Os dados do Sistema de Detecção de Desmatamento em Tempo Real (Deter), divulgados na tarde desta sexta-feira (7), foram apresentados pelo Instituto Nacional de Pesquisas Espaciais (Inpe), em São José dos Campos, São Paulo.
A divulgação ocorre no aniversário de 65 anos do instituto, comemorado no dia 3.
O Deter também analisou áreas de desmatamento no bioma Cerrado, identificando uma redução de 7,8% no índice, com 5.119,46 km² de área detectada entre agosto de 2025 e julho deste ano. Diferentemente da Amazônia, na região do Cerrado, a maior parte das áreas registradas pertence à propriedade privada.
O sistema utiliza imagens de satélite para detectar alterações na cobertura vegetal em grandes extensões de terra. Os alertas emitidos permitem que os órgãos ambientais atuem com agilidade diante de indícios de desmatamento.
Entre os estados amazônicos, os maiores volumes de alertas foram registrados no Pará (987,27 km²), Mato Grosso (834,41 km²), Amazonas (433,9 km²), Roraima (272,6 km²), Acre (153,8 km²) e Rondônia (114,3 km²).
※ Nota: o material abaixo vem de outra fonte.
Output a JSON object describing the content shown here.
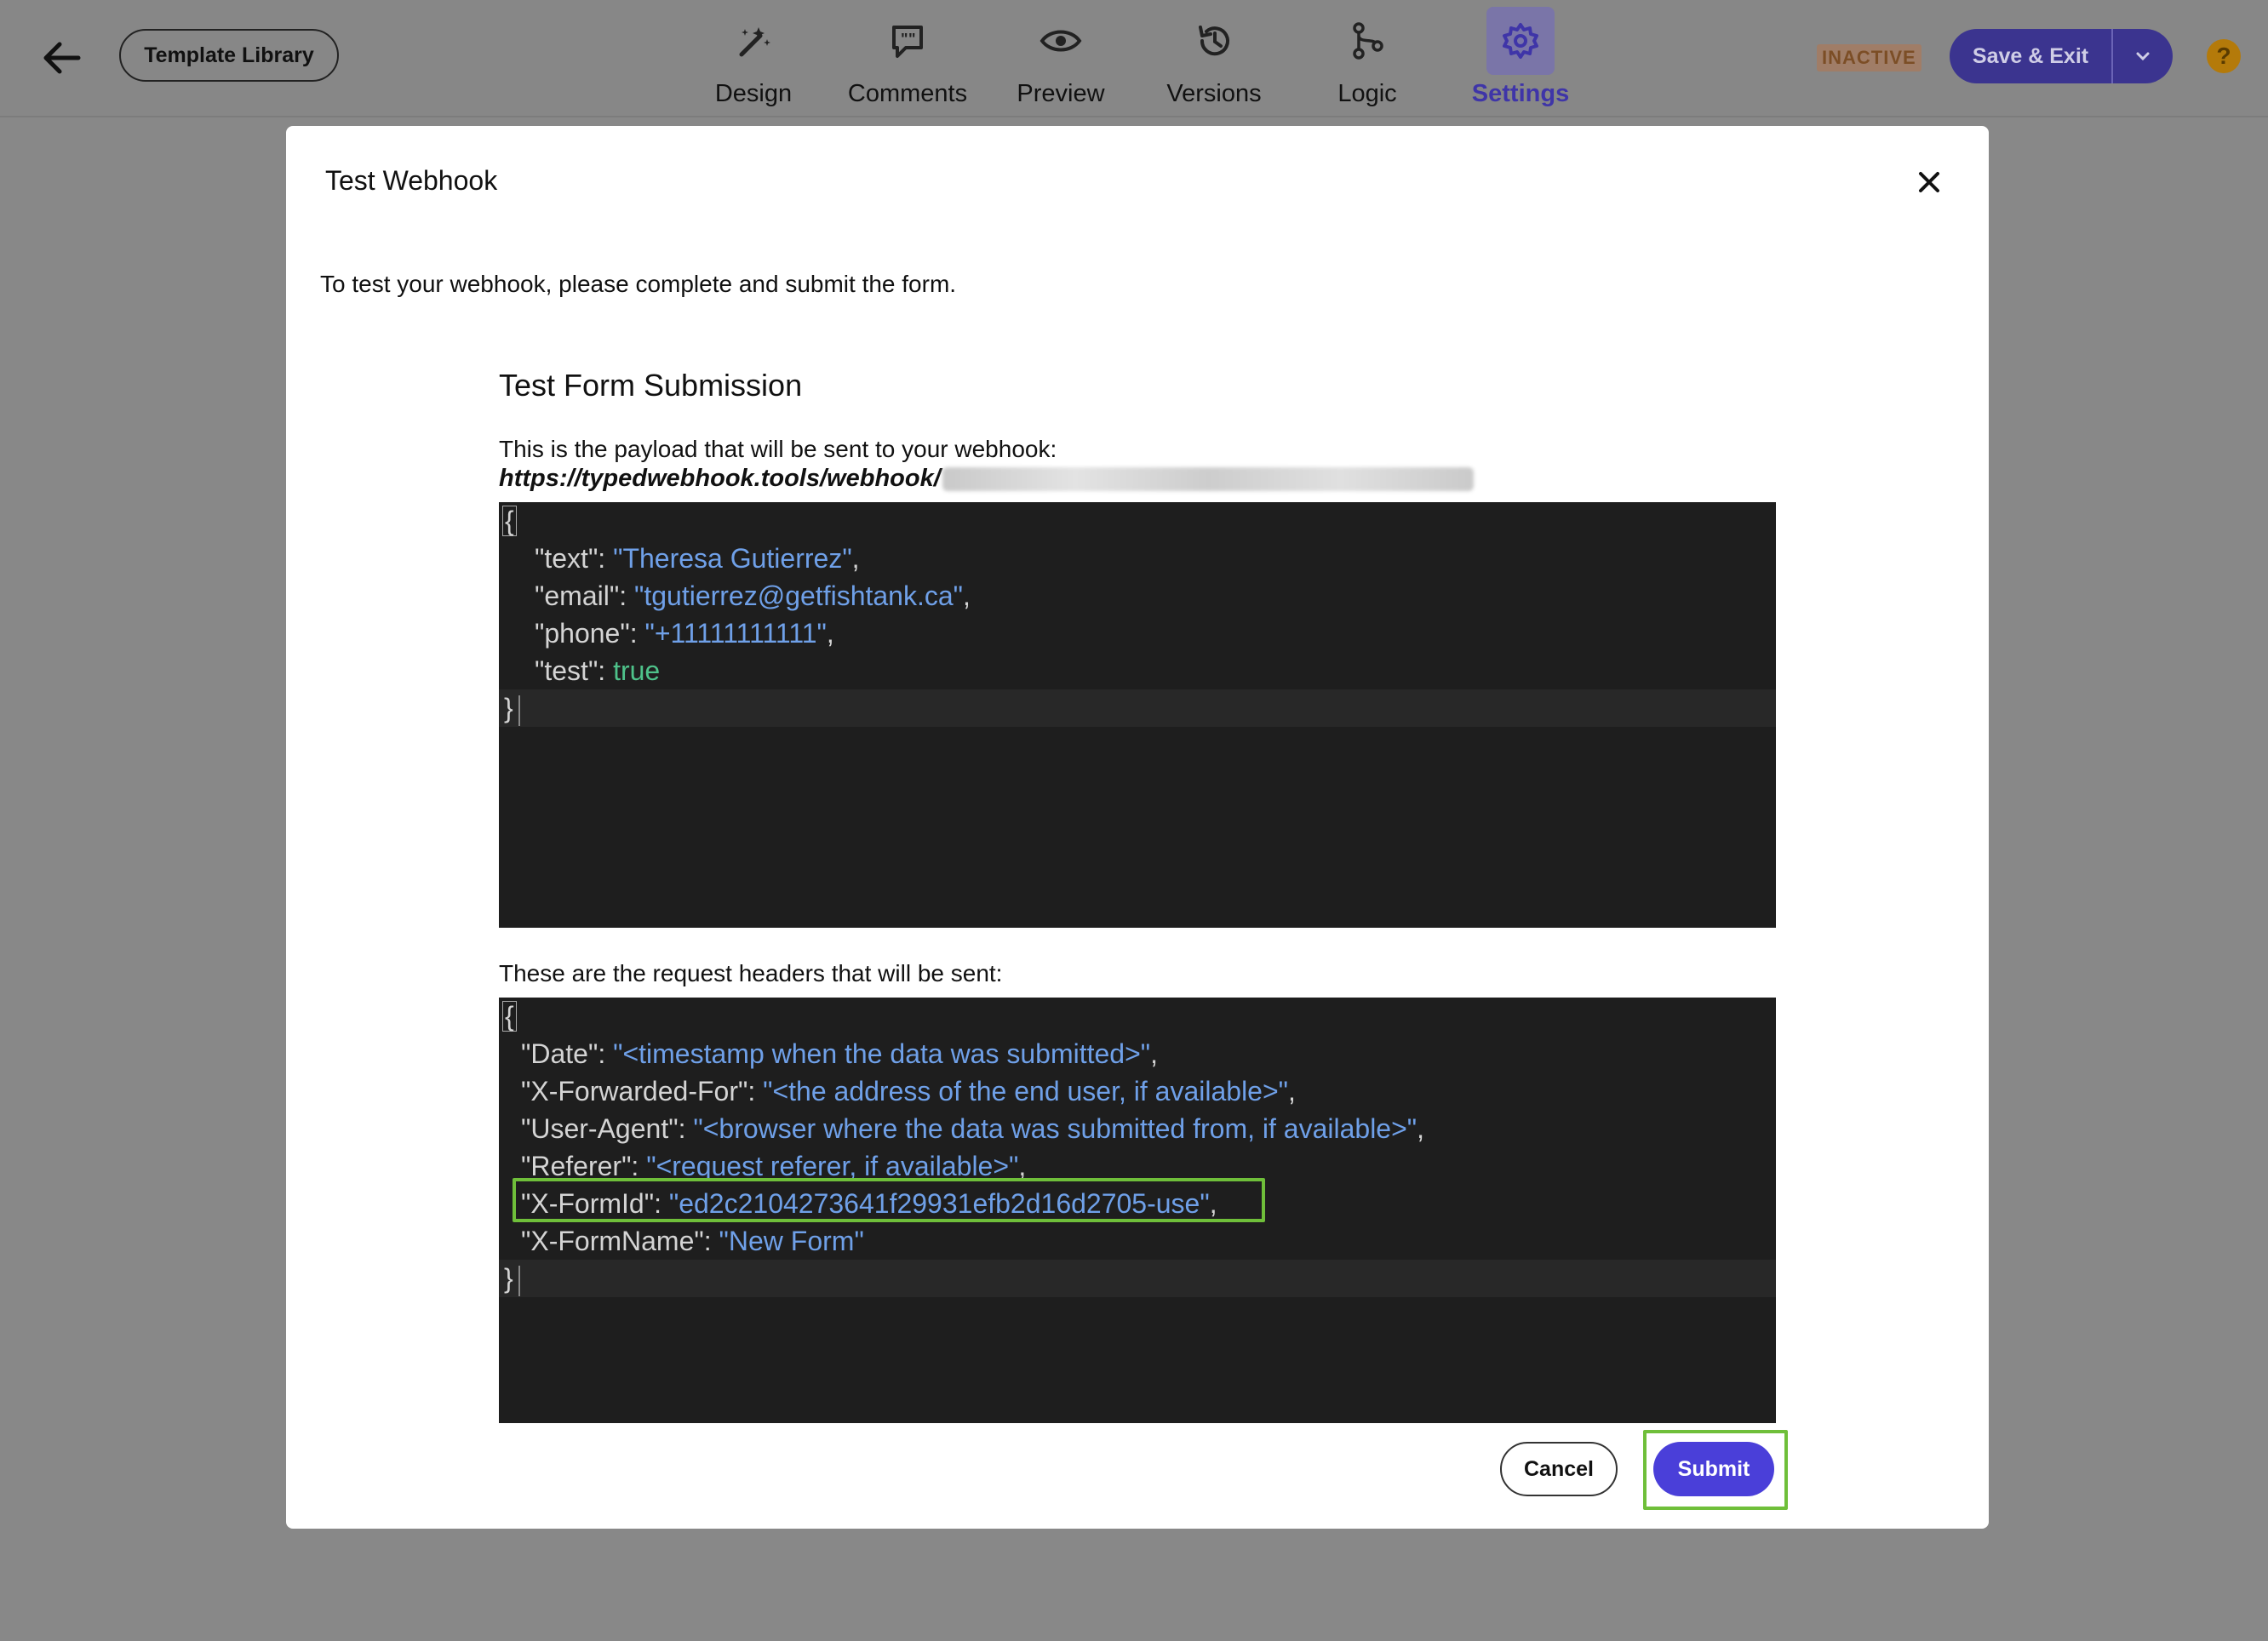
{
  "topbar": {
    "back_icon": "arrow-left-icon",
    "template_library_label": "Template Library",
    "tabs": [
      {
        "label": "Design",
        "icon": "magic-wand-icon",
        "active": false
      },
      {
        "label": "Comments",
        "icon": "comment-icon",
        "active": false
      },
      {
        "label": "Preview",
        "icon": "eye-icon",
        "active": false
      },
      {
        "label": "Versions",
        "icon": "history-icon",
        "active": false
      },
      {
        "label": "Logic",
        "icon": "branch-icon",
        "active": false
      },
      {
        "label": "Settings",
        "icon": "gear-icon",
        "active": true
      }
    ],
    "status_badge": "INACTIVE",
    "save_exit_label": "Save & Exit",
    "help_label": "?"
  },
  "modal": {
    "title": "Test Webhook",
    "intro": "To test your webhook, please complete and submit the form.",
    "section_title": "Test Form Submission",
    "payload_label": "This is the payload that will be sent to your webhook:",
    "payload_url": "https://typedwebhook.tools/webhook/",
    "payload": {
      "open": "{",
      "close": "}",
      "lines": [
        {
          "key": "\"text\"",
          "value": "\"Theresa Gutierrez\"",
          "type": "string",
          "comma": ","
        },
        {
          "key": "\"email\"",
          "value": "\"tgutierrez@getfishtank.ca\"",
          "type": "string",
          "comma": ","
        },
        {
          "key": "\"phone\"",
          "value": "\"+11111111111\"",
          "type": "string",
          "comma": ","
        },
        {
          "key": "\"test\"",
          "value": "true",
          "type": "bool",
          "comma": ""
        }
      ]
    },
    "headers_label": "These are the request headers that will be sent:",
    "headers": {
      "open": "{",
      "close": "}",
      "lines": [
        {
          "key": "\"Date\"",
          "value": "\"<timestamp when the data was submitted>\"",
          "comma": ","
        },
        {
          "key": "\"X-Forwarded-For\"",
          "value": "\"<the address of the end user, if available>\"",
          "comma": ","
        },
        {
          "key": "\"User-Agent\"",
          "value": "\"<browser where the data was submitted from, if available>\"",
          "comma": ","
        },
        {
          "key": "\"Referer\"",
          "value": "\"<request referer, if available>\"",
          "comma": ","
        },
        {
          "key": "\"X-FormId\"",
          "value": "\"ed2c2104273641f29931efb2d16d2705-use\"",
          "comma": ","
        },
        {
          "key": "\"X-FormName\"",
          "value": "\"New Form\"",
          "comma": ""
        }
      ]
    },
    "cancel_label": "Cancel",
    "submit_label": "Submit",
    "colors": {
      "accent": "#4a3fd9",
      "highlight_frame": "#6fbf3a",
      "code_bg": "#1e1e1e",
      "code_string": "#6fa0e8",
      "code_bool": "#4ec28a"
    }
  }
}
Em comparação ao ciclo anterior, observa-se redução no Pará (25,5%), Mato Grosso (49%), Amazonas (46,7%), Acre (35,3%) e Rondônia (41,2%). Já em Roraima, os alertas aumentaram 32,5%.
Desmatamento
O ano de 2025 registrou uma queda de 20,1% no desmatamento nacional, em relação a 2024.
A redução ocorreu em todos os biomas brasileiros. A maior expressão da queda foi no Pantanal, com 65,4% a menos em comparação ao ano anterior, seguido pelo Pampa, com redução de 41,7%.
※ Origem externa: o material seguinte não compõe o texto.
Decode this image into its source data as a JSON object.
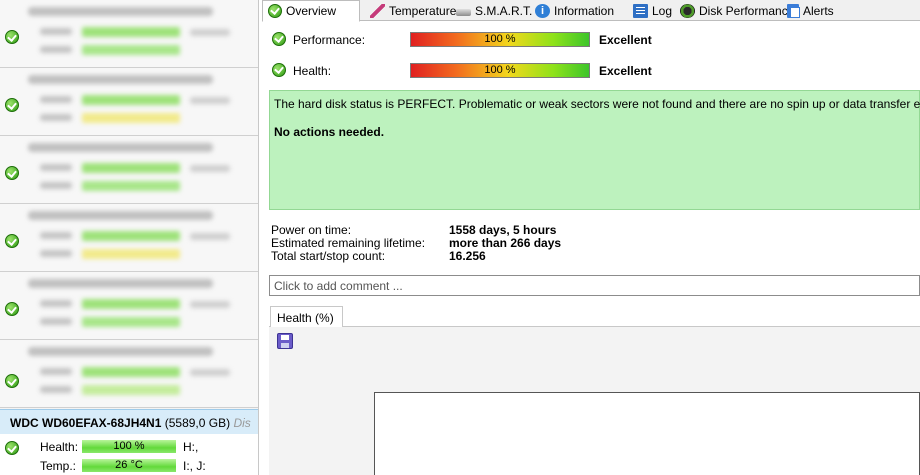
{
  "tabs": [
    {
      "label": "Overview",
      "icon": "check-circle-icon"
    },
    {
      "label": "Temperature",
      "icon": "thermometer-icon"
    },
    {
      "label": "S.M.A.R.T.",
      "icon": "drive-icon"
    },
    {
      "label": "Information",
      "icon": "info-icon"
    },
    {
      "label": "Log",
      "icon": "log-icon"
    },
    {
      "label": "Disk Performance",
      "icon": "performance-icon"
    },
    {
      "label": "Alerts",
      "icon": "alerts-icon"
    }
  ],
  "overview": {
    "performance": {
      "label": "Performance:",
      "bar_text": "100 %",
      "value": 100,
      "rating": "Excellent"
    },
    "health": {
      "label": "Health:",
      "bar_text": "100 %",
      "value": 100,
      "rating": "Excellent"
    },
    "status_message": "The hard disk status is PERFECT. Problematic or weak sectors were not found and there are no spin up or data transfer errors.",
    "action": "No actions needed.",
    "details": [
      {
        "label": "Power on time:",
        "value": "1558 days, 5 hours"
      },
      {
        "label": "Estimated remaining lifetime:",
        "value": "more than 266 days"
      },
      {
        "label": "Total start/stop count:",
        "value": "16.256"
      }
    ],
    "comment_placeholder": "Click to add comment ..."
  },
  "chart_tab": {
    "label": "Health (%)"
  },
  "sidebar": {
    "selected_disk": {
      "model": "WDC WD60EFAX-68JH4N1",
      "capacity": "(5589,0 GB)",
      "desc": "Dis",
      "health_label": "Health:",
      "health_value": "100 %",
      "health_drives": "H:,",
      "temp_label": "Temp.:",
      "temp_value": "26 °C",
      "temp_drives": "I:, J:"
    }
  },
  "colors": {
    "status_bg": "#bdf2be",
    "selected_header": "#d8ecf9",
    "ok_green": "#2d9a12"
  }
}
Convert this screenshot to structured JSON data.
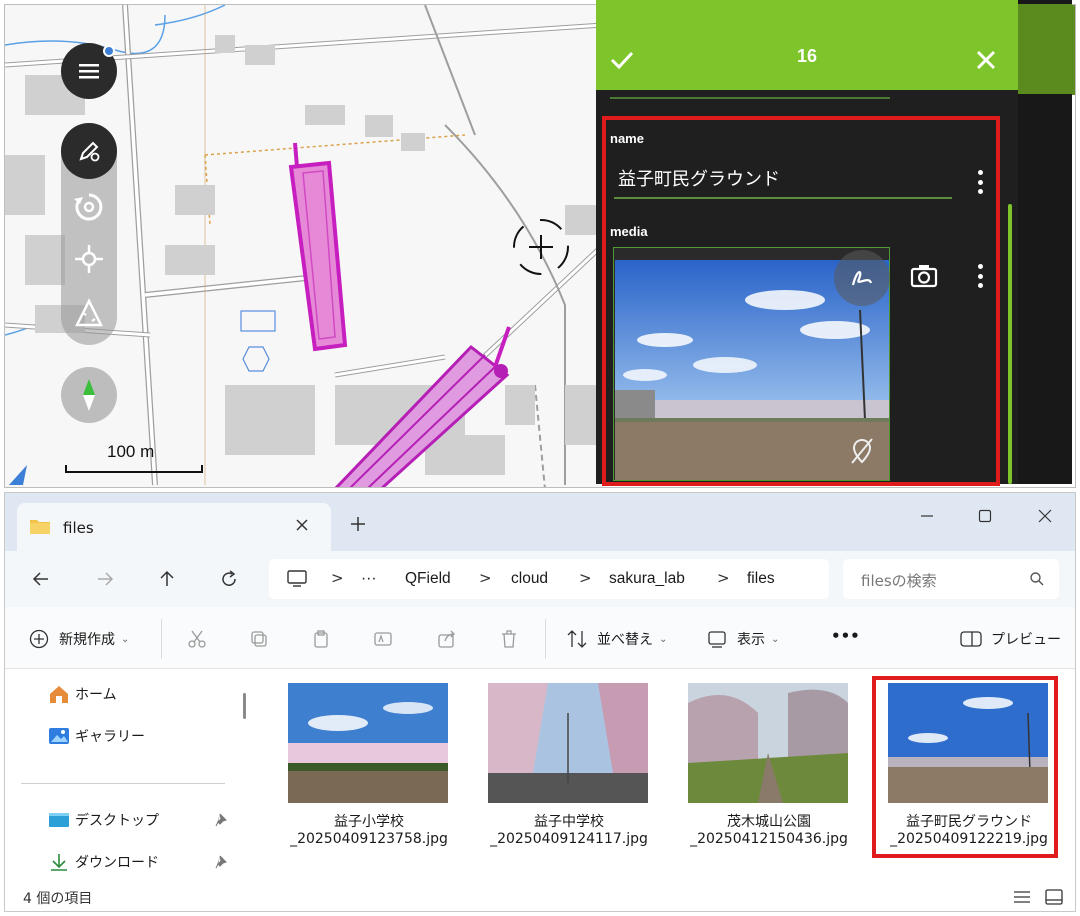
{
  "qfield": {
    "map": {
      "scale_label": "100 m",
      "accent_color": "#c71fbf"
    },
    "form": {
      "feature_count_title": "16",
      "fields": [
        {
          "label": "name",
          "value": "益子町民グラウンド"
        },
        {
          "label": "media"
        }
      ],
      "header_color": "#7dc52b"
    },
    "icons": [
      "menu-icon",
      "digitize-pen-icon",
      "rotate-icon",
      "snap-icon",
      "measure-icon",
      "compass-icon",
      "crosshair-icon",
      "check-icon",
      "close-icon",
      "sketch-icon",
      "camera-icon",
      "geotag-off-icon",
      "more-vert-icon"
    ]
  },
  "explorer": {
    "tab_title": "files",
    "breadcrumb": [
      "QField",
      "cloud",
      "sakura_lab",
      "files"
    ],
    "breadcrumb_ellipsis": "···",
    "breadcrumb_separator": ">",
    "search_placeholder": "filesの検索",
    "commands": {
      "new": "新規作成",
      "sort": "並べ替え",
      "view": "表示",
      "more": "•••",
      "preview": "プレビュー"
    },
    "sidebar": [
      {
        "label": "ホーム",
        "icon": "home-icon"
      },
      {
        "label": "ギャラリー",
        "icon": "gallery-icon"
      },
      {
        "label": "デスクトップ",
        "icon": "desktop-icon",
        "pinned": true
      },
      {
        "label": "ダウンロード",
        "icon": "download-icon",
        "pinned": true
      }
    ],
    "files": [
      {
        "line1": "益子小学校",
        "line2": "_20250409123758.jpg"
      },
      {
        "line1": "益子中学校",
        "line2": "_20250409124117.jpg"
      },
      {
        "line1": "茂木城山公園",
        "line2": "_20250412150436.jpg"
      },
      {
        "line1": "益子町民グラウンド",
        "line2": "_20250409122219.jpg"
      }
    ],
    "status_count": "4 個の項目",
    "highlight_color": "#e01b1b"
  }
}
Na Caatinga, o desmatamento caiu 34,3%. Na Amazônia, a redução foi de 15,8%, e no Cerrado, 11,5%.
Os dados são do Projeto de Monitoramento do Desmatamento na Amazônia Legal por Satélite (Prodes), desenvolvido pelo Inpe.
O Prodes consolida a taxa anual de desmatamento, servindo como referência oficial para medir a perda de vegetação ao longo do tempo.
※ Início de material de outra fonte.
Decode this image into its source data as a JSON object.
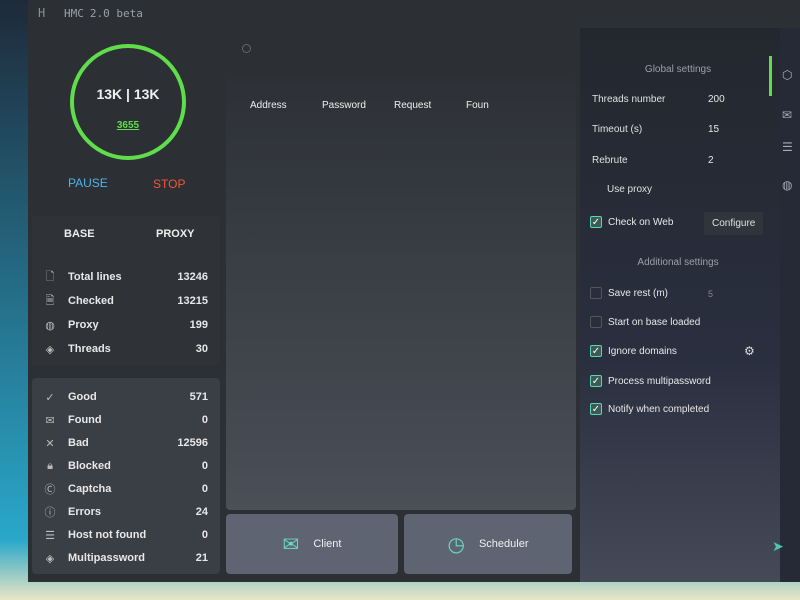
{
  "app": {
    "title": "HMC",
    "version": "2.0 beta"
  },
  "progress": {
    "main": "13K | 13K",
    "sub": "3655",
    "ring_fraction": 1.0
  },
  "controls": {
    "pause_label": "PAUSE",
    "stop_label": "STOP"
  },
  "tabs": {
    "base": "BASE",
    "proxy": "PROXY"
  },
  "base_stats": [
    {
      "icon": "file-icon",
      "label": "Total lines",
      "value": "13246"
    },
    {
      "icon": "file-check-icon",
      "label": "Checked",
      "value": "13215"
    },
    {
      "icon": "globe-icon",
      "label": "Proxy",
      "value": "199"
    },
    {
      "icon": "layers-icon",
      "label": "Threads",
      "value": "30"
    }
  ],
  "results": [
    {
      "icon": "check-icon",
      "label": "Good",
      "value": "571"
    },
    {
      "icon": "mail-icon",
      "label": "Found",
      "value": "0"
    },
    {
      "icon": "x-icon",
      "label": "Bad",
      "value": "12596"
    },
    {
      "icon": "lock-icon",
      "label": "Blocked",
      "value": "0"
    },
    {
      "icon": "captcha-icon",
      "label": "Captcha",
      "value": "0"
    },
    {
      "icon": "alert-icon",
      "label": "Errors",
      "value": "24"
    },
    {
      "icon": "server-icon",
      "label": "Host not found",
      "value": "0"
    },
    {
      "icon": "layers-icon",
      "label": "Multipassword",
      "value": "21"
    }
  ],
  "search": {
    "placeholder": ""
  },
  "table": {
    "columns": [
      "Address",
      "Password",
      "Request",
      "Foun"
    ]
  },
  "bottom_buttons": {
    "client": "Client",
    "scheduler": "Scheduler"
  },
  "settings": {
    "global_title": "Global settings",
    "threads_label": "Threads number",
    "threads_value": "200",
    "timeout_label": "Timeout (s)",
    "timeout_value": "15",
    "rebrute_label": "Rebrute",
    "rebrute_value": "2",
    "use_proxy_label": "Use proxy",
    "check_on_web_label": "Check on Web",
    "check_on_web": true,
    "configure_label": "Configure",
    "additional_title": "Additional settings",
    "save_rest_label": "Save rest (m)",
    "save_rest": false,
    "save_rest_value": "5",
    "start_on_base_label": "Start on base loaded",
    "start_on_base": false,
    "ignore_domains_label": "Ignore domains",
    "ignore_domains": true,
    "process_multipassword_label": "Process multipassword",
    "process_multipassword": true,
    "notify_label": "Notify when completed",
    "notify": true
  },
  "colors": {
    "accent_green": "#5fdd4a",
    "pause_blue": "#4db3e6",
    "stop_red": "#f2553a",
    "teal": "#5fd3b4"
  }
}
O presidente Luiz Inácio Lula da Silva comentou os dados durante a apresentação, presente no evento. Lula destacou que os EUA usaram o desmatamento brasileiro como argumento para impor tarifas extras a produtos exportados. Ele afirmou que os dados serão enviados como “bandeira” para responder a essas medidas.
“Quero tirar uma foto com os dados de redução do desmatamento como resposta aos Trump”, disse Lula, reforçando a importância do Brasil na luta climática global.
Lula também afirmou que o Brasil leva a questão climática mais a sério do que os EUA.
Repercussão
O Observatório do Clima celebrou os números, classificando-os como “históricos” e atribuindo a redução a “políticas sérias de proteção ambiental”. Marcio Astrini, do órgão, afirmou que os dados provam a viabilidade de cumprir a meta de zerar o desmatamento até 2030.
O Instituto de Pesquisa Ambiental da Amazônia (Ipam) também reconheceu a relevância dos dados. Ane Alencar, do Ipam, destacou que os resultados corroboram a menor taxa de desmatamento desde a medição pelo Prodes, apontando para uma trajetória favorável à zeragem do desmatamento, mesmo diante de desafios como mudanças climáticas e fenômenos como El Niño.